Infatti i lavori realizzati nel corso della mattinata di ieri, che hanno riguardato soprattutto la demolizione della copertura delle vasche per la stabulazione dei mitili e di altri piccoli manufatti dell'ex stabilimento, sono stati finalizzati ad una immediata messa in sicurezza per favorire l'accesso dei diversamente abili attraverso quell'area.
A realizzare l'intervento è stata un'impresa esecutrice per conto dell'Associazione azionale marinai d'Italia, concessionario demaniale del lido posto in adiacenza proprio all'ex sciala De Simone.

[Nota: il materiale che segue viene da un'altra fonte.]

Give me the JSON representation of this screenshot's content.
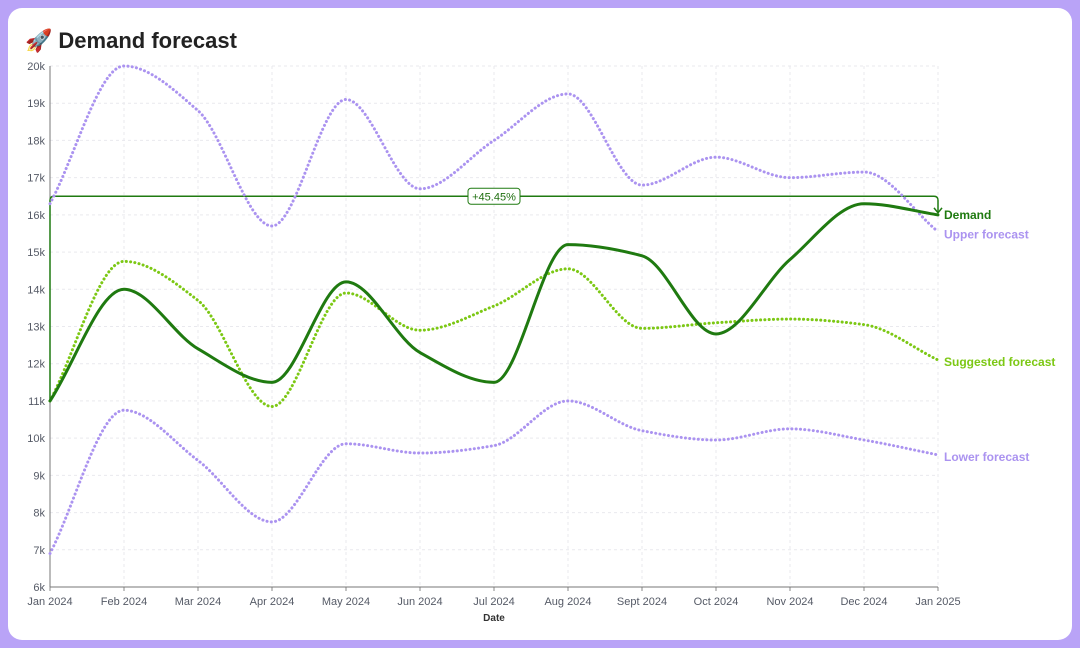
{
  "title": {
    "emoji": "🚀",
    "text": "Demand forecast"
  },
  "colors": {
    "demand": "#1f7a10",
    "suggested": "#7cc814",
    "bounds": "#ab93f0",
    "grid": "#e9e9ee"
  },
  "chart_data": {
    "type": "line",
    "xlabel": "Date",
    "ylabel": "",
    "ylim": [
      6000,
      20000
    ],
    "yticks": [
      6000,
      7000,
      8000,
      9000,
      10000,
      11000,
      12000,
      13000,
      14000,
      15000,
      16000,
      17000,
      18000,
      19000,
      20000
    ],
    "ytick_labels": [
      "6k",
      "7k",
      "8k",
      "9k",
      "10k",
      "11k",
      "12k",
      "13k",
      "14k",
      "15k",
      "16k",
      "17k",
      "18k",
      "19k",
      "20k"
    ],
    "categories": [
      "Jan 2024",
      "Feb 2024",
      "Mar 2024",
      "Apr 2024",
      "May 2024",
      "Jun 2024",
      "Jul 2024",
      "Aug 2024",
      "Sept 2024",
      "Oct 2024",
      "Nov 2024",
      "Dec 2024",
      "Jan 2025"
    ],
    "grid": true,
    "series": [
      {
        "name": "Upper forecast",
        "key": "bounds",
        "dotted": true,
        "values": [
          16300,
          20000,
          18800,
          15700,
          19100,
          16700,
          18000,
          19250,
          16800,
          17550,
          17000,
          17150,
          15550
        ]
      },
      {
        "name": "Suggested forecast",
        "key": "suggested",
        "dotted": true,
        "values": [
          11000,
          14750,
          13700,
          10850,
          13900,
          12900,
          13550,
          14550,
          12950,
          13100,
          13200,
          13050,
          12100
        ]
      },
      {
        "name": "Lower forecast",
        "key": "bounds",
        "dotted": true,
        "values": [
          6900,
          10750,
          9400,
          7750,
          9850,
          9600,
          9800,
          11000,
          10200,
          9950,
          10250,
          9950,
          9550
        ]
      },
      {
        "name": "Demand",
        "key": "demand",
        "dotted": false,
        "values": [
          11000,
          14000,
          12400,
          11500,
          14200,
          12300,
          11500,
          15200,
          14900,
          12800,
          14800,
          16300,
          16000
        ]
      }
    ],
    "annotation": {
      "label": "+45.45%",
      "from": "Jan 2024",
      "to": "Jan 2025",
      "level": 16500
    }
  }
}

Allo stabilimento balneare si accede solo attraverso scale, fino ad oggi non è stato possibile realizzare un ascensore per l'accesso ed il deflusso di persone con disagio ed allora proprio l'ex sciala è venuta in soccorso.
Infatti, previa messa in sicurezza del cancello d'ingresso ed eliminazione degli elementi di rischio più consistenti (il primo dei quali era proprio la copertura), le carrozzine degli utenti del lido Anmi potranno entrare dall'ex sciala e ricongiungersi da questa con il lido Anmi attraverso una porta di collegamento fra le due aree demaniali.
Animi aveva proposto un progetto al Comune di Trani, chiedendo ed ottenendo l'accesso disabili attraverso l'ex stabilimento di stabulazione mitili almeno fino a quando non ci sarà un nuovo concessionario che lo prenda in carico per trasformarlo, come previsto, in un'area per nuovi servizi turistici, di balneazione e ricreativi.